From that point on it's a lot of metaprogramming where I have html strings that I fill with the appropriate content. First the index page. This is really the most important part, that makes the blog readable. The only thing changing in that page is the table containing all the post titles+dates, and the list of categories:

index <- readLines("index.html",encoding="utf-8") #Reads in the index page
#The following line create each entries in the table
j <- sprintf("\t\t\t<tr><td class=\"date\">%s</td><td class=\"title\"><a href=\"%s\">%s</a></td></tr>",all$date, all$url, all$title)
#Then we replace the former table with the new one:
index <- c(index[1:grep("<table",index)],j,index[grep("</table",index):length(index)])
#And the same with the categories:
index[grep(">Categories:",index)] <- sprintf("\t\t\t<div class=\"footer\">Categories: %s<br/>",
                                             paste(sprintf("<a href=\"categories/%1$s.html\">%1$s</a>",cats),collapse=" - "))
#We then print it back to the file (overriding the previous content):
cat(index,file="index.html",sep="\n")

Then for each category, a specific page:

for(i in seq_along(cats)){
  #Here each page will be built on the same template, which is similar to the index page, with an additional title
  index <- readLines("categories/template.html",encoding="utf-8") #Reads in the template
  w <-sapply(catg,function(x)cats[i]%in%x)
  sub <- all[w,] #Pick the subset having the category currently processed
  #Makes the table, as previously:
  j <- sprintf("\t\t\t<tr><td class=\"date\">%s</td><td class=\"title\"><a href=\"../%s\">%s</a></td></tr>",sub$date, sub$url, sub$title)
  index <- c(index[1:grep("<table",index)],j,index[grep("</table",index):length(index)])
  #Adds the category name as title:
  index[grep("<h3>",index)] <- sprintf("<div class=\"footer\"><h3>Category: %s</h3></div>",cats[i])
  #Save in an html page named as the category for simplicity:
  cat(index,file=sprintf("categories/%s.html",cats[i]),sep="\n")
}

Then there is a section creating the RSS feed: it is very similar to the previous bit.

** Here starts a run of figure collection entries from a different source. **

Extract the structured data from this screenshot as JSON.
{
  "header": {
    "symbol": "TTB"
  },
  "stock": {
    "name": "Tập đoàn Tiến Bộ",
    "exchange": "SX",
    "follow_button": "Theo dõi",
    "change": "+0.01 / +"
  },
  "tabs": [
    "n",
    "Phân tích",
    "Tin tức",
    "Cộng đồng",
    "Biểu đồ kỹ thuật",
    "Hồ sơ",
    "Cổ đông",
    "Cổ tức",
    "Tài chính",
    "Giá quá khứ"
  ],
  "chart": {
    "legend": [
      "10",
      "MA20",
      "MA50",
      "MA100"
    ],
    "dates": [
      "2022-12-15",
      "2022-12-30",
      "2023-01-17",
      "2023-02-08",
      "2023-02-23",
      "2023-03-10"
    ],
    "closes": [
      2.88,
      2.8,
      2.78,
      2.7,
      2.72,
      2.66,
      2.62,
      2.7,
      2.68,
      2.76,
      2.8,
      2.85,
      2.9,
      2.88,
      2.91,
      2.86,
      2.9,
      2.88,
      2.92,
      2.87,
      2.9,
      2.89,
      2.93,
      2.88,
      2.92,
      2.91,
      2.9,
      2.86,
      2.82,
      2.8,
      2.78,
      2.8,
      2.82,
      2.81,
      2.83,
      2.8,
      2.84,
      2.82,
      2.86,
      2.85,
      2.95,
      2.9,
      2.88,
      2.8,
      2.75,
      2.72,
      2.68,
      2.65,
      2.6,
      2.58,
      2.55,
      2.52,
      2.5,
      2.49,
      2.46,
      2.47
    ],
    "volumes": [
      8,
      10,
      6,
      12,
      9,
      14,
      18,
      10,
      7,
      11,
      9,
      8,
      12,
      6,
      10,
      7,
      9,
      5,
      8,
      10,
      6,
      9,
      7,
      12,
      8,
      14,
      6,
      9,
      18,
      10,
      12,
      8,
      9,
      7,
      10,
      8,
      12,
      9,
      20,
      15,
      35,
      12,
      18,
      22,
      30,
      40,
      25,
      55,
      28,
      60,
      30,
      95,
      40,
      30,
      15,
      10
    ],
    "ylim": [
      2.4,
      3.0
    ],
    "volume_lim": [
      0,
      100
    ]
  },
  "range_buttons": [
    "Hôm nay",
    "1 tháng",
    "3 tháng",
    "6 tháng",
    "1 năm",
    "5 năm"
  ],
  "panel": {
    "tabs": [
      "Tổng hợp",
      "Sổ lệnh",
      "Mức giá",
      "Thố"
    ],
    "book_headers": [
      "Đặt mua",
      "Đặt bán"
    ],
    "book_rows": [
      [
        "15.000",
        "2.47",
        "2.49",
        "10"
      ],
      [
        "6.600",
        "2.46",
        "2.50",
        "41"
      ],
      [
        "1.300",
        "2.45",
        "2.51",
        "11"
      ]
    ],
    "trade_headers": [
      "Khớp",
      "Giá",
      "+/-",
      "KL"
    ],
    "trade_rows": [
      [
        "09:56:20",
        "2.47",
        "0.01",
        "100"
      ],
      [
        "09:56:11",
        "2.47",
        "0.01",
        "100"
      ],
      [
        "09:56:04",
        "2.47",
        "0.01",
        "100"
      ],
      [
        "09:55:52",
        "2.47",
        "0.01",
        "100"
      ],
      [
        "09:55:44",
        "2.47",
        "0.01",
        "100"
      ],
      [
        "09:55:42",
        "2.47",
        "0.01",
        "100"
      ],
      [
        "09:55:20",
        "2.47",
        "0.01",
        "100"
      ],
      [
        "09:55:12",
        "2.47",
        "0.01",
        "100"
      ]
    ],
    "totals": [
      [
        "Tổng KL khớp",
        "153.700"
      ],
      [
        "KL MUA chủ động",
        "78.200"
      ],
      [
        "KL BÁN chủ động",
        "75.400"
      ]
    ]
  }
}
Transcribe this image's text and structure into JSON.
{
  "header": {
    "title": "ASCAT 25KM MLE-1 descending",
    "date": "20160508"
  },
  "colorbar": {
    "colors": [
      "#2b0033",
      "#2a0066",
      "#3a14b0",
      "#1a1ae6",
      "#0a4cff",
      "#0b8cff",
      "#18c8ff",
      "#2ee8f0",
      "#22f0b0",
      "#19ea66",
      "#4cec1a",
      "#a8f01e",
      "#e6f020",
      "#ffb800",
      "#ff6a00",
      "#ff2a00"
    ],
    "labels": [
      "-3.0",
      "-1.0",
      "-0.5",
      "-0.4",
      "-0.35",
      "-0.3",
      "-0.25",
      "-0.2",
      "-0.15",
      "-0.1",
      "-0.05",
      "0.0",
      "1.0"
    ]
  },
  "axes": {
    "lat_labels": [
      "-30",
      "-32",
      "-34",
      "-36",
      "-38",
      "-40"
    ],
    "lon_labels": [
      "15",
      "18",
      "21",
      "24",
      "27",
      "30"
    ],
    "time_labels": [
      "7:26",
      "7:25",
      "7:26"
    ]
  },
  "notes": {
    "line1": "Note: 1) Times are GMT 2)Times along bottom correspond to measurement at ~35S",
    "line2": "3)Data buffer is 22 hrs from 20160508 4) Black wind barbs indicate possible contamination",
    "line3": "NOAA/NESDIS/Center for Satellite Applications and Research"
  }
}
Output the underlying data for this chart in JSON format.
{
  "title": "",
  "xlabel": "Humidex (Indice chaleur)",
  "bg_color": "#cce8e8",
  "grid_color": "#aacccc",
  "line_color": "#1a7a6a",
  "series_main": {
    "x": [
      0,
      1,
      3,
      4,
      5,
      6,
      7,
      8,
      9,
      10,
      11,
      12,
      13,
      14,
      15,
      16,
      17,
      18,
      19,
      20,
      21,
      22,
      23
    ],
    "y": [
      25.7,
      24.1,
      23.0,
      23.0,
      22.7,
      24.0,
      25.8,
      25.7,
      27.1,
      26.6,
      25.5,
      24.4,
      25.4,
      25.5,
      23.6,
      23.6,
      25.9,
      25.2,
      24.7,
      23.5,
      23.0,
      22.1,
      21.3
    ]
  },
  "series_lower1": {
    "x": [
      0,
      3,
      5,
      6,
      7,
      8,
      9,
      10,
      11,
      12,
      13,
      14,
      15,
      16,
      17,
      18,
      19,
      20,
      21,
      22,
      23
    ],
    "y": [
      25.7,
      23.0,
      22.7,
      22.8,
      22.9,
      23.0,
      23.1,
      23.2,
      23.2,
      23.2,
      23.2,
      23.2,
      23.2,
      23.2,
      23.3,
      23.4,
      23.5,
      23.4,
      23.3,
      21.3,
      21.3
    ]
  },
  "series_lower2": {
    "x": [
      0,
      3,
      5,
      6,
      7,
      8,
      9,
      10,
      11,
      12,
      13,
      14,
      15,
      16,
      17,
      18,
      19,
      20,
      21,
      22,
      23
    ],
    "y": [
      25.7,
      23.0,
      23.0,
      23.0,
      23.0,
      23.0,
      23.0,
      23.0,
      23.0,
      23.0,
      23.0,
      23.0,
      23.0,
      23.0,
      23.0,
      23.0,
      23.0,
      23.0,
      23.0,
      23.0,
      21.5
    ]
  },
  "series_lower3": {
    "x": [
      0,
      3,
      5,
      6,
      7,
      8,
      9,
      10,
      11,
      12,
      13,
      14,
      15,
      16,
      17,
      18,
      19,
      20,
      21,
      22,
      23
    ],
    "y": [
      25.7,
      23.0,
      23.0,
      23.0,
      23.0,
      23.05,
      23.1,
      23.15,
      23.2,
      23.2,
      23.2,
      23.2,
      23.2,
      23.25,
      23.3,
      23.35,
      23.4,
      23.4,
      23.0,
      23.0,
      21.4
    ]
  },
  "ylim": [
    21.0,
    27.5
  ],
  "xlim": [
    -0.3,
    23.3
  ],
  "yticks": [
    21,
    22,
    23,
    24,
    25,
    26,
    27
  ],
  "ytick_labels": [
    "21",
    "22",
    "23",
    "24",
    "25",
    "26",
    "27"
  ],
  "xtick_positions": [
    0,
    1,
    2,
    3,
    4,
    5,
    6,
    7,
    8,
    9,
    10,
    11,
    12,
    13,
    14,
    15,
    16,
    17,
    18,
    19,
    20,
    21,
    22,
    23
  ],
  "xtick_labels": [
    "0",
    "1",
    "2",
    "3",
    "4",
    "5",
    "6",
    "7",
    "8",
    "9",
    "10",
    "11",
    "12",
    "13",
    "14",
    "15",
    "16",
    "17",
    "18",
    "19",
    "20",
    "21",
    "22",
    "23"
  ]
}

You can check it out in the repository but I don't see the point of explaining it here. After that, there is a couple of lines of code to replace the link to the last blogpost in the template, followed by another few lines to put the link to the new post in the penultimate one:

template <- readLines("template.html") #Reads in template
template <- gsub(as.character(all$date[2]),as.character(all$date[1]),template) #Replace the link to the second-to-last post by the last one
cat(template,file="template.html",sep="\n") #Prints it back

last_html <- entries[grepl(as.character(all$date[2]),entries)] #Finds the second-to-last post
last <- readLines(last_html) #Reads it in
w <- grep("Back to Index",last) #Finds the line with the links
last[w] <- gsub("<!--\\| &lt;a href=\"\">Next entry &gt;</a>-->",
                sprintf("| <a href=\"%s.html\">Next entry &gt;</a>",all$date[1]),
                last[w]) #And add the new one.
cat(last,sep="\n",file=last_html) #Prints it back

And this is literaly all there is to it. I might add some new parts to it as I am figuring things out (such as the categories pages that I really just added in the last week) but I think the core will stay the same. I don't think I need anything fancier.